5) Add the chopped fresh herbs, the dressing, and toss everything well. Allow to sit for about 15 minutes before adjusting salt and pepper and serving. This salad can be eaten slightly warm, at room temperature, or cold. They’re all delicious!

Serves 4

Zoodle Salad with Balsamic Tomatoes and Basil

Tomato Basil Salad on Zucchini Noodles 2014Having a garden is amazing and rewarding and to actually eat things that I planted just weeks ago gets me excited every single time. There is something truly fulfilling and gratifying and I can’t wait to experiment with other vegetables next year. This year, however, the learning piece has included zucchini plants. I had a bit of a debate with the person at the nursery where I purchased my little seedlings about how many to plant together because the little stick said to plant two. My neighbors have since smiled…and locked their doors. Apparently, they don’t want to share in my bounty! ;)

I am not intimidated, though, since I have a million ways to prepare zucchini. And a spiral slicer, which helps immensely. Zoodles rule and I really can’t imagine getting sick of them so you might see a few more recipes over the course of the summer. I hope they serve as launching pads for your own ideas and that you’ll share whatever magic you are making happen in your own kitchen!
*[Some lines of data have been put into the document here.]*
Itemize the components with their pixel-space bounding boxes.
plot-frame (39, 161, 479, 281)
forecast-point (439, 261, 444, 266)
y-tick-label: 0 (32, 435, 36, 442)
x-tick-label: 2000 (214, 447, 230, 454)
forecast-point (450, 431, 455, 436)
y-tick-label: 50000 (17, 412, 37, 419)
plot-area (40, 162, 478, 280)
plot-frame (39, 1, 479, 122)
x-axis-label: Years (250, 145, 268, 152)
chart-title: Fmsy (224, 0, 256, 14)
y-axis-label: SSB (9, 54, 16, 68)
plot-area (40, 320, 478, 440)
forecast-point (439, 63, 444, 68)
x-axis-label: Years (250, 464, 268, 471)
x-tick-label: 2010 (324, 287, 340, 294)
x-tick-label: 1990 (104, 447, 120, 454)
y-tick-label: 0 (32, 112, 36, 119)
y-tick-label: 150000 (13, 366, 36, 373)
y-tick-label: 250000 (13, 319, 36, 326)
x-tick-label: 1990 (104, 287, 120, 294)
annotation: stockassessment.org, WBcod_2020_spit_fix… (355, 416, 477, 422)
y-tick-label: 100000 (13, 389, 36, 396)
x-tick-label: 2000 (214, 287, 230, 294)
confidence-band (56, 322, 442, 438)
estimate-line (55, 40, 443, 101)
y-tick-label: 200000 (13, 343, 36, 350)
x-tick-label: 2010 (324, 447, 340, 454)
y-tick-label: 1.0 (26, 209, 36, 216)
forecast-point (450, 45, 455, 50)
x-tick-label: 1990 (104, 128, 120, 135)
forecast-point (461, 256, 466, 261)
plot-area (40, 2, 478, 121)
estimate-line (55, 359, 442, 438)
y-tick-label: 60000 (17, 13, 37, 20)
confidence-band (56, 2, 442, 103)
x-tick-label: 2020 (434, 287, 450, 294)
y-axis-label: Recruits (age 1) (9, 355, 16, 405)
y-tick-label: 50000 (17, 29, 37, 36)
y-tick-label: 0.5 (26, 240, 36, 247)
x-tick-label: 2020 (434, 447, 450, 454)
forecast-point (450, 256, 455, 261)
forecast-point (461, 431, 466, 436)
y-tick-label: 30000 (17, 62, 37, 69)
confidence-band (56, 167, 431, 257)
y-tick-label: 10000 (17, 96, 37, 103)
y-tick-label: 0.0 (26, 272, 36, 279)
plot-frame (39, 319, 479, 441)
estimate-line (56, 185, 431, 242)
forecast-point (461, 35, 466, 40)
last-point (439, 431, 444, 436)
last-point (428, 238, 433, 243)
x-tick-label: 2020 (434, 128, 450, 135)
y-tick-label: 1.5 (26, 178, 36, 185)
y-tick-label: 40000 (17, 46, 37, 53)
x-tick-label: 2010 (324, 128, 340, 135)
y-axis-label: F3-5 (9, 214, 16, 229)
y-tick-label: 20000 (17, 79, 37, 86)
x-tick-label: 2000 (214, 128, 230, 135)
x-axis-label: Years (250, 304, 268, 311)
Zoodle Salad with Balsamic Tomatoes and Basil

3-4 zucchini

1 Tbsp. salt

1 c. tomatoes, chopped

6 kalamata olives

1 tsp. pinenuts, toasted

2 Tbsp. Balsamic vinegar

1 Tbsp. extra virgin olive oil

small clove of garlic

1/3 c. fresh basil chiffonade

pepper to taste

Directions

1) Spiral slice or julienne the zucchini and place in a strainer over the sink. Toss with salt and allow to sit for about 20 minutes. Rinse well and cut into shorter zoodles, if necessary.

2) In a small bowl, mix together the vinegar, oil, and garlic and set aside.

3) Place zucchini in a bowl and add the tomatoes, olives, pine nuts, and basil. Drizzle the vinaigrette over the salad and toss well to combine.

4) Chill the salad for about 15 minutes, then add pepper and additional salt, if desired. Enjoy!

Serves 2

*Note: The proportions in this salad are totally flexible. Use what you have and what you like!